Applausi scroscianti per il benefattore o per il mecenate che in cambio della massima e totale fedeltà elargisce doni e pacchi natalizi perenni; invettive e insulti per colui che, vanamente, si tende ad emarginare. Ragli di asini che con la calamita cercano di tenersi stretta la poltrona che nemmeno Dio sa!
Tanti Goebbels e Torquemada, dunque, che si celano vergognosamente: il coraggio di prendere posizione è pura utopia. Un saluto, una pacca sulla spalla e, poi, quando nemmeno te l’aspetti, la pugnalata vigliacca. Tanti Goebbels e Torquemada che vengono vivisezionati, comprati e selezionati per descrivere alla massa ignorante una realtà che in realtà che non esiste. Tanti tribuni dell’Inquisizione pronti a demolire qualsiasi contraddittorio. Tanti omini con la schiena curva, ricurva e obliqua perché, come diceva Brecht, “prima la pancia e poi il resto”. Tanti giullari pronti e proni a recitare una farsa scritta da molti commedianti della politica, della chiesa e dell’imprenditoria (alberghiera ed edile su tutti) che ogni giorno mettono in scena uno squallido spettacolo.

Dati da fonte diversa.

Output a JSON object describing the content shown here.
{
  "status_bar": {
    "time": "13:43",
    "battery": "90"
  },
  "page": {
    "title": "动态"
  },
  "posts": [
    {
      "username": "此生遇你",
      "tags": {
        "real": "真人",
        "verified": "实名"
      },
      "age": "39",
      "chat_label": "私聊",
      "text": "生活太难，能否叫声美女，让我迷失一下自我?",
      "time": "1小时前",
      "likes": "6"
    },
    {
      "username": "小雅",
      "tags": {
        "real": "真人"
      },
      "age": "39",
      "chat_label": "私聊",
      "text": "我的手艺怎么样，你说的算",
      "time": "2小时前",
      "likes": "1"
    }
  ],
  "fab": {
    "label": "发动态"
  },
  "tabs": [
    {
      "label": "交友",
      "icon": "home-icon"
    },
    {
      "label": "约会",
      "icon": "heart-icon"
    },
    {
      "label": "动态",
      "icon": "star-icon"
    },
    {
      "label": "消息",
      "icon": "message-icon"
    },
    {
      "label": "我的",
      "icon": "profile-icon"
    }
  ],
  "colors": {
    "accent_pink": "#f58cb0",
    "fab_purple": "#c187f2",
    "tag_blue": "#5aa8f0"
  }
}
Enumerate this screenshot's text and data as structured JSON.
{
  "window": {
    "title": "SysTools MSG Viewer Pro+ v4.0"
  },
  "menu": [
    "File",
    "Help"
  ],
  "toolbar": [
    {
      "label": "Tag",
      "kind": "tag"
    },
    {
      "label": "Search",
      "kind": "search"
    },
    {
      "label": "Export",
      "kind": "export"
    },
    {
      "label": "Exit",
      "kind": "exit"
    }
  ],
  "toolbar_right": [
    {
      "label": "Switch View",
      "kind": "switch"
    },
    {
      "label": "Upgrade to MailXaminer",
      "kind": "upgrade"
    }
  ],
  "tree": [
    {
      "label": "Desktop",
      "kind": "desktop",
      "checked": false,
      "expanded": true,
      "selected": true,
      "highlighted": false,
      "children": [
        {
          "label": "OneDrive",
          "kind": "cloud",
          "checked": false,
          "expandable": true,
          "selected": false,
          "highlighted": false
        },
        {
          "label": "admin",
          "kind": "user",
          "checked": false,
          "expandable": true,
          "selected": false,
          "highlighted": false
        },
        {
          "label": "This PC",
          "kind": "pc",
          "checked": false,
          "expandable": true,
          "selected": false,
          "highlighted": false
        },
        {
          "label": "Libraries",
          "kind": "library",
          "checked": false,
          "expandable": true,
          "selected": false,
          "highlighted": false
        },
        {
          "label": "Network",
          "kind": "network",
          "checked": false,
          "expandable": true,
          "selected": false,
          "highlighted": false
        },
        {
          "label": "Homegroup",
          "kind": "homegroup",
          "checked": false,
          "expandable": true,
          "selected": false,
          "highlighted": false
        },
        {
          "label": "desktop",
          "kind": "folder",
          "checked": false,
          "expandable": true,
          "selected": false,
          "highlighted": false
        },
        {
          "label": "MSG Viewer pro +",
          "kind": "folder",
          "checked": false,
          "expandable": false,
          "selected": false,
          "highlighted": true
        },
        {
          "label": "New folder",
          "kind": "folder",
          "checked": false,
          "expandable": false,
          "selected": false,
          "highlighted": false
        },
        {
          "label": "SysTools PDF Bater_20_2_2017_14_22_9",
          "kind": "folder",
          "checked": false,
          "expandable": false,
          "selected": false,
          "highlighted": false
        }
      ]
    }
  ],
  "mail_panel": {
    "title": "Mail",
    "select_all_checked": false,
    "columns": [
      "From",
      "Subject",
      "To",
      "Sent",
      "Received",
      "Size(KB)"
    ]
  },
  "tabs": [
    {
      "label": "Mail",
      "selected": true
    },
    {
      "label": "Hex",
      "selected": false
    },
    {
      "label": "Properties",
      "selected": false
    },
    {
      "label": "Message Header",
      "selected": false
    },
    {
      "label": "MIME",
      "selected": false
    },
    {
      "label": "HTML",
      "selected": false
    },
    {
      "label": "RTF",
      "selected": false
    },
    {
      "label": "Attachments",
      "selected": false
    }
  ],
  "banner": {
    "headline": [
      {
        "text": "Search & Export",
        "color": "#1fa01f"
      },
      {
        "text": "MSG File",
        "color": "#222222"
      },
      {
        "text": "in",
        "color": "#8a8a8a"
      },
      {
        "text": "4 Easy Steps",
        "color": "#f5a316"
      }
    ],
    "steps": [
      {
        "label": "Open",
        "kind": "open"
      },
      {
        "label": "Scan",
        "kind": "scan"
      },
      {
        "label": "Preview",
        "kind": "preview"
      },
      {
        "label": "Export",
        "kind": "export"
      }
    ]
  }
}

Voglio concludere questo articolo con un piccolo dialogo tratto dal Dizionario filosofico di Voltaire che, a proposito della libertà di pensiero, ha costruito un bel confronto dialettico che, almeno in parte, mi sembra giusto riproporlo:
Boldmind: “Sulla terra ci sono cento religioni, le quali vi dannano tutte se credete ai dogmi del cristianesimo, da loro definiti assurdi ed empi; esaminate dunque questi dogmi”.
Medroso: “Come posso esaminarli? Non sono mica un giacobino”.
Boldmind: “Siete un uomo, e tanto basta”.
Medroso: “Ahimè. Voi siete molto più uomo di me”.
Boldmind: “Imparare a pensare sta solo in voi; voi siete nato in possesso di intelligenza; siete un uccello nella gabbia dell’Inquisizione; il tribunale del Sant’Uffizio vi ha tarpato le ali, ma possono rispuntare. Chi non sa la geometria può impararla; tutto possono istruirsi: è vergognoso lasciare la propria anima in balia di coloro ai quali non affideresti il vostro denaro; non abbiate paura a pensare con la vostra testa”.